= Gain before feedback =

How much a microphone can be amplified before causing audio feedback

In live sound mixing, gain before feedback (GBF) is a practical measure of how much a microphone can be amplified in a sound reinforcement system before causing audio feedback. In audiology, GBF is a measure of hearing aid performance. In both fields the amount of gain is measured in decibels at or just below the point at which the sound from the speaker driver re-enters the microphone and the system begins to ring or feed back. Potential acoustic gain (PAG) is a calculated figure representing gain that a system can support without feeding back.

==Live sound==
In live sound mixing, GBF is dependent on a wide variety of conditions: the pickup pattern (polar pattern) of the microphone, the frequency response of the microphone and of the rest of the sound system, the number of active microphones and loudspeakers, the acoustic conditions of the environment including reverberation and echo, and the relative positions of the microphones, the loudspeakers, the sound sources and the audience.
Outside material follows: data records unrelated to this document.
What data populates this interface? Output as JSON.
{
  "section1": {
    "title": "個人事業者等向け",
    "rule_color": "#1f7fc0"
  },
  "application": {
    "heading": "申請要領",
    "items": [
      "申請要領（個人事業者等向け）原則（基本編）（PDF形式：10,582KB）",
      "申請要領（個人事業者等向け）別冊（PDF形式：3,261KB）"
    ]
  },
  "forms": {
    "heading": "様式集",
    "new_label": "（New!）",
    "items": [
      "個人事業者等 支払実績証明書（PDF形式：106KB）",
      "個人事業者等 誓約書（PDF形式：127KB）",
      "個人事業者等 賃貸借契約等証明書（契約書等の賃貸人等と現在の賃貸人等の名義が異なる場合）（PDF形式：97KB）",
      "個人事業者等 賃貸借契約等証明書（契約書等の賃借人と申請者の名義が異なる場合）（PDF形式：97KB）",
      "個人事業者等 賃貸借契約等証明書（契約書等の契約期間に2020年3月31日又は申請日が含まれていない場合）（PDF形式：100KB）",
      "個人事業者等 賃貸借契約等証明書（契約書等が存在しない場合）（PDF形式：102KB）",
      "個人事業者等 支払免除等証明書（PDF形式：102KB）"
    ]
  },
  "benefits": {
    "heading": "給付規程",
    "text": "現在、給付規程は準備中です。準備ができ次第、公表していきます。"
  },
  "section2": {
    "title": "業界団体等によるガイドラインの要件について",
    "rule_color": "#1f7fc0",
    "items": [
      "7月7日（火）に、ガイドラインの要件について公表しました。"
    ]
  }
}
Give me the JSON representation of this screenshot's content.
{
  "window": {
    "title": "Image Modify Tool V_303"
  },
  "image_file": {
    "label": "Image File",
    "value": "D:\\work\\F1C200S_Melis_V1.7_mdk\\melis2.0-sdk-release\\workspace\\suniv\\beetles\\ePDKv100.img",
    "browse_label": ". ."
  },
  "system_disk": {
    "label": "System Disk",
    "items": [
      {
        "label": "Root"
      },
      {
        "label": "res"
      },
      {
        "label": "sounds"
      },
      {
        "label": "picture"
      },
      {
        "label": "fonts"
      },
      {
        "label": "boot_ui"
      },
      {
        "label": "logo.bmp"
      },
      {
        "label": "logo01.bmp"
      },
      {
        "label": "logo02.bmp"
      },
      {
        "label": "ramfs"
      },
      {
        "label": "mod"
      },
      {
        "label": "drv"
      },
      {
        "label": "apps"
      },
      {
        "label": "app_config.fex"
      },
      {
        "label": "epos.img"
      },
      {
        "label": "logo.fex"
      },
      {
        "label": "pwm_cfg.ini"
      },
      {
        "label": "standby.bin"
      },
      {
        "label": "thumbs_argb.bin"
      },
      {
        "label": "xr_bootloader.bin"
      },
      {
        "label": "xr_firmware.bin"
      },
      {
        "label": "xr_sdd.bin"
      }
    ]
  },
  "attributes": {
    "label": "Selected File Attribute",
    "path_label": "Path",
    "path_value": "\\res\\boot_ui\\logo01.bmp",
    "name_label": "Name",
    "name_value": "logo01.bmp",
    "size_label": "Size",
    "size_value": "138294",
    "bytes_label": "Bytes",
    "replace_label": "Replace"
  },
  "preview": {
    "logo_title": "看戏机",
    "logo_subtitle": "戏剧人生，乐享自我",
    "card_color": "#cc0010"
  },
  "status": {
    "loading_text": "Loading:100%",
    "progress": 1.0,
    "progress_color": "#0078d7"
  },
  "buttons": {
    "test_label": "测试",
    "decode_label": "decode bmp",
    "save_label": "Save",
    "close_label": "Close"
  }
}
Each doubling of the number of open microphones (NOM) reduces the PAG by 3 dB.

Directional microphones are used in live sound to maximize GBF. Directional microphones with cardioid and hypercardioid pickup patterns are designed with reduced sensitivity to the rear (cardioid) or to an angle between the side and the rear (hypercardioid). Such microphones are aimed such that their pickup pattern is weakest in the direction of the loudspeakers. This is especially useful in the presence of foldback monitors (stage wedges). Directional loudspeaker systems may also be used to increase GBF.
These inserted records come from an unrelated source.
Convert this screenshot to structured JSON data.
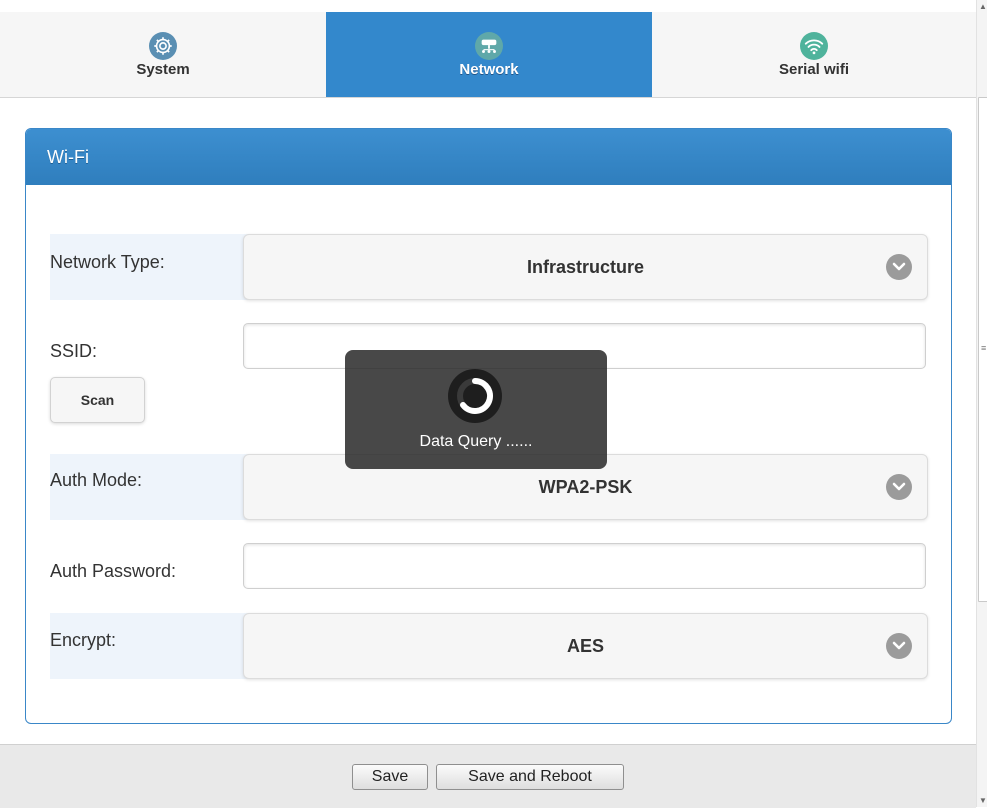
{
  "tabs": [
    {
      "label": "System",
      "icon": "gear-icon",
      "active": false
    },
    {
      "label": "Network",
      "icon": "network-icon",
      "active": true
    },
    {
      "label": "Serial wifi",
      "icon": "wifi-icon",
      "active": false
    }
  ],
  "panel": {
    "title": "Wi-Fi",
    "fields": {
      "network_type": {
        "label": "Network Type:",
        "value": "Infrastructure"
      },
      "ssid": {
        "label": "SSID:",
        "value": "",
        "placeholder": ""
      },
      "scan": {
        "label": "Scan"
      },
      "auth_mode": {
        "label": "Auth Mode:",
        "value": "WPA2-PSK"
      },
      "auth_password": {
        "label": "Auth Password:",
        "value": "",
        "placeholder": ""
      },
      "encrypt": {
        "label": "Encrypt:",
        "value": "AES"
      }
    }
  },
  "footer": {
    "save_label": "Save",
    "save_reboot_label": "Save and Reboot"
  },
  "loader": {
    "text": "Data Query ......"
  },
  "colors": {
    "accent": "#3388cc",
    "tab_bg": "#f6f6f6",
    "label_bg": "#eef4fb",
    "loader_bg": "#282828"
  }
}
The distance from the sound source to the microphone is a critical element of GBF. Greater GBF is obtained with the performer closer to the microphone; an instance of the inverse-square law. If the performer reduces the distance to the microphone by half, the PAG is increased by 6 dB while the environmental sounds remain relatively the same.
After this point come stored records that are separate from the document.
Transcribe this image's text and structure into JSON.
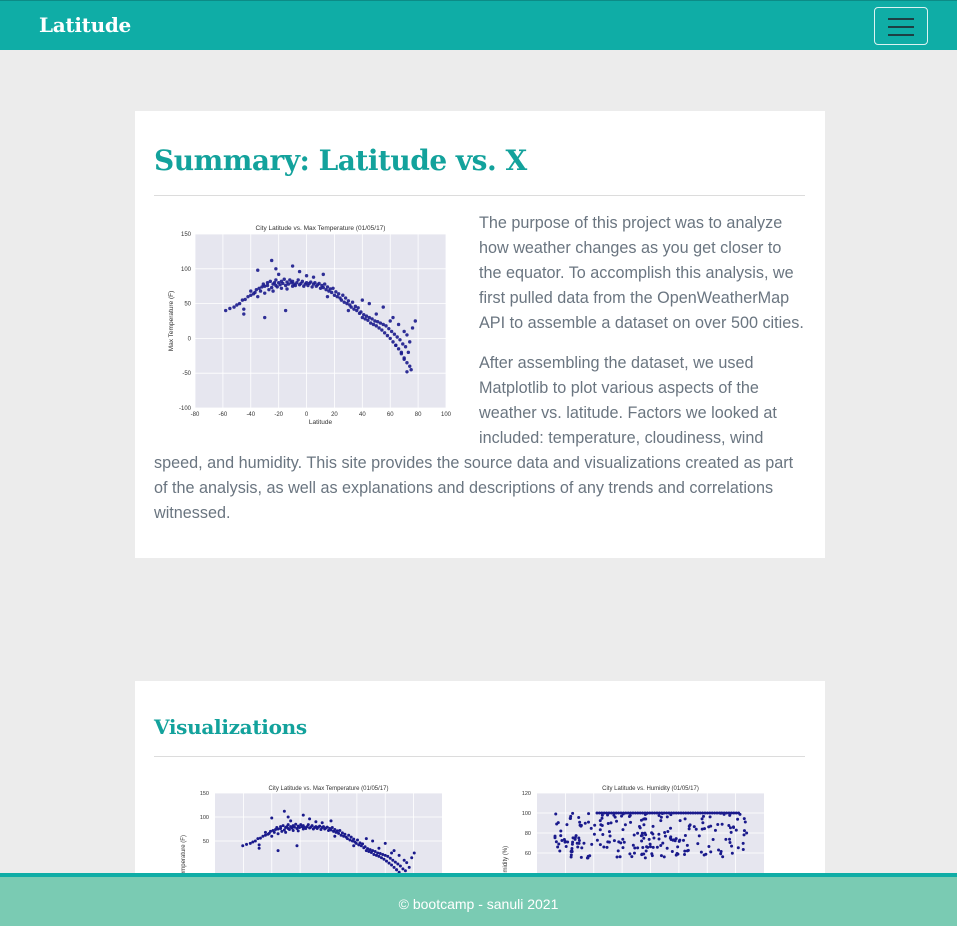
{
  "navbar": {
    "brand": "Latitude",
    "menu_icon": "hamburger-menu-icon"
  },
  "summary": {
    "title": "Summary: Latitude vs. X",
    "paragraph1": "The purpose of this project was to analyze how weather changes as you get closer to the equator. To accomplish this analysis, we first pulled data from the OpenWeatherMap API to assemble a dataset on over 500 cities.",
    "paragraph2": "After assembling the dataset, we used Matplotlib to plot various aspects of the weather vs. latitude. Factors we looked at included: temperature, cloudiness, wind speed, and humidity. This site provides the source data and visualizations created as part of the analysis, as well as explanations and descriptions of any trends and correlations witnessed."
  },
  "visualizations": {
    "title": "Visualizations"
  },
  "footer": {
    "text": "© bootcamp - sanuli 2021"
  },
  "colors": {
    "brand": "#0fada6",
    "heading": "#13a29c",
    "footer": "#7acbb3",
    "marker": "#1a1a8c",
    "plot_bg": "#e6e6ef"
  },
  "chart_data": [
    {
      "type": "scatter",
      "title": "City Latitude vs. Max Temperature (01/05/17)",
      "xlabel": "Latitude",
      "ylabel": "Max Temperature (F)",
      "xlim": [
        -80,
        100
      ],
      "ylim": [
        -100,
        150
      ],
      "xticks": [
        -80,
        -60,
        -40,
        -20,
        0,
        20,
        40,
        60,
        80,
        100
      ],
      "yticks": [
        -100,
        -50,
        0,
        50,
        100,
        150
      ],
      "grid": true,
      "series": [
        {
          "x": [
            -58,
            -55,
            -52,
            -50,
            -48,
            -46,
            -45,
            -44,
            -42,
            -40,
            -40,
            -38,
            -37,
            -36,
            -35,
            -34,
            -33,
            -32,
            -31,
            -30,
            -30,
            -28,
            -28,
            -27,
            -26,
            -25,
            -24,
            -24,
            -23,
            -22,
            -22,
            -21,
            -20,
            -19,
            -18,
            -18,
            -17,
            -16,
            -15,
            -14,
            -14,
            -13,
            -12,
            -11,
            -10,
            -10,
            -9,
            -8,
            -7,
            -6,
            -5,
            -4,
            -3,
            -2,
            -1,
            0,
            1,
            2,
            3,
            4,
            5,
            6,
            7,
            8,
            9,
            10,
            11,
            12,
            13,
            14,
            15,
            16,
            17,
            18,
            19,
            20,
            21,
            22,
            23,
            24,
            25,
            26,
            27,
            28,
            29,
            30,
            31,
            32,
            33,
            34,
            35,
            36,
            37,
            38,
            39,
            40,
            41,
            42,
            43,
            44,
            45,
            46,
            47,
            48,
            49,
            50,
            51,
            52,
            53,
            54,
            55,
            56,
            57,
            58,
            59,
            60,
            61,
            62,
            63,
            64,
            65,
            66,
            67,
            68,
            69,
            70,
            71,
            72,
            73,
            74,
            75,
            -35,
            -20,
            -22,
            -25,
            -10,
            -5,
            0,
            5,
            12,
            30,
            45,
            55,
            62,
            66,
            70,
            72,
            -45,
            -30,
            -15,
            15,
            40,
            50,
            60,
            64,
            68,
            70,
            72,
            74,
            76,
            78
          ],
          "y": [
            40,
            43,
            45,
            48,
            50,
            55,
            42,
            56,
            60,
            62,
            68,
            64,
            66,
            70,
            60,
            72,
            68,
            74,
            78,
            75,
            65,
            80,
            76,
            70,
            82,
            73,
            78,
            68,
            80,
            76,
            84,
            74,
            80,
            77,
            82,
            72,
            79,
            85,
            76,
            81,
            71,
            78,
            84,
            80,
            75,
            82,
            78,
            76,
            80,
            84,
            77,
            79,
            82,
            75,
            78,
            80,
            76,
            79,
            81,
            74,
            78,
            80,
            75,
            77,
            79,
            72,
            76,
            73,
            78,
            70,
            74,
            68,
            71,
            66,
            72,
            62,
            67,
            60,
            64,
            58,
            55,
            62,
            52,
            58,
            50,
            54,
            48,
            45,
            52,
            42,
            46,
            40,
            44,
            36,
            38,
            30,
            34,
            28,
            32,
            26,
            30,
            22,
            28,
            20,
            25,
            18,
            24,
            15,
            22,
            12,
            20,
            8,
            18,
            4,
            14,
            0,
            10,
            -5,
            6,
            -10,
            2,
            -15,
            -2,
            -22,
            -8,
            -28,
            -12,
            -35,
            -20,
            -40,
            -45,
            98,
            92,
            100,
            112,
            104,
            96,
            90,
            88,
            92,
            40,
            50,
            45,
            30,
            20,
            -30,
            -48,
            35,
            30,
            40,
            60,
            55,
            35,
            25,
            -10,
            -20,
            10,
            5,
            -5,
            15,
            25
          ]
        }
      ]
    },
    {
      "type": "scatter",
      "title": "City Latitude vs. Max Temperature (01/05/17)",
      "ylabel": "Max Temperature (F)",
      "yticks": [
        50,
        100,
        150
      ],
      "ylim": [
        -100,
        150
      ]
    },
    {
      "type": "scatter",
      "title": "City Latitude vs. Humidity (01/05/17)",
      "ylabel": "Humidity (%)",
      "yticks": [
        60,
        80,
        100,
        120
      ],
      "ylim": [
        0,
        120
      ]
    }
  ]
}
The sound system operator can use equalization to change the frequency response of a microphone or loudspeakers system to increase GBF. The frequency which first begins ringing or feeding back is identified by the operator, and a notch or parametric filter is engaged to reduce the overall level of that frequency. This process is repeated several times to identify and reduce the level of further feedback frequencies. A graphic equalizer can be used for the same purpose but with somewhat less precision. Automatic feedback suppressors automate and speed the process of identifying and reducing feedback frequencies. A small amount of pitch shift applied to the signal can increase GBF, as can the addition of a few milliseconds of straight delay. The latter will increase the number of feedback frequencies while reducing the frequency range within which they occur, but it will slow the rate at which feedback grows. In practice, adding straight delay to a signal improves GBF.

==Hearing aid==
A hearing aid incorporates a miniature microphone and a very small speaker driver, and various conditions may increase or decrease the amount of gain that can be applied to the microphone signal before feedback. A well-fitted hearing aid has more GBF than one that is loose. The shape of the earmold is a factor, with larger and heavier designs capable of delivering greater GBF. Hearing aid designs deliver gain in increasing steps depending on the severity of the patient's hearing loss; the range spans from 10 to 65 dB of gain. To prevent feedback with the highest amounts of gain, such designs require the tightest-fitting earmolds with no venting, and the deepest penetration of the ear canal to place the speaker driver as close as practical to the eardrum.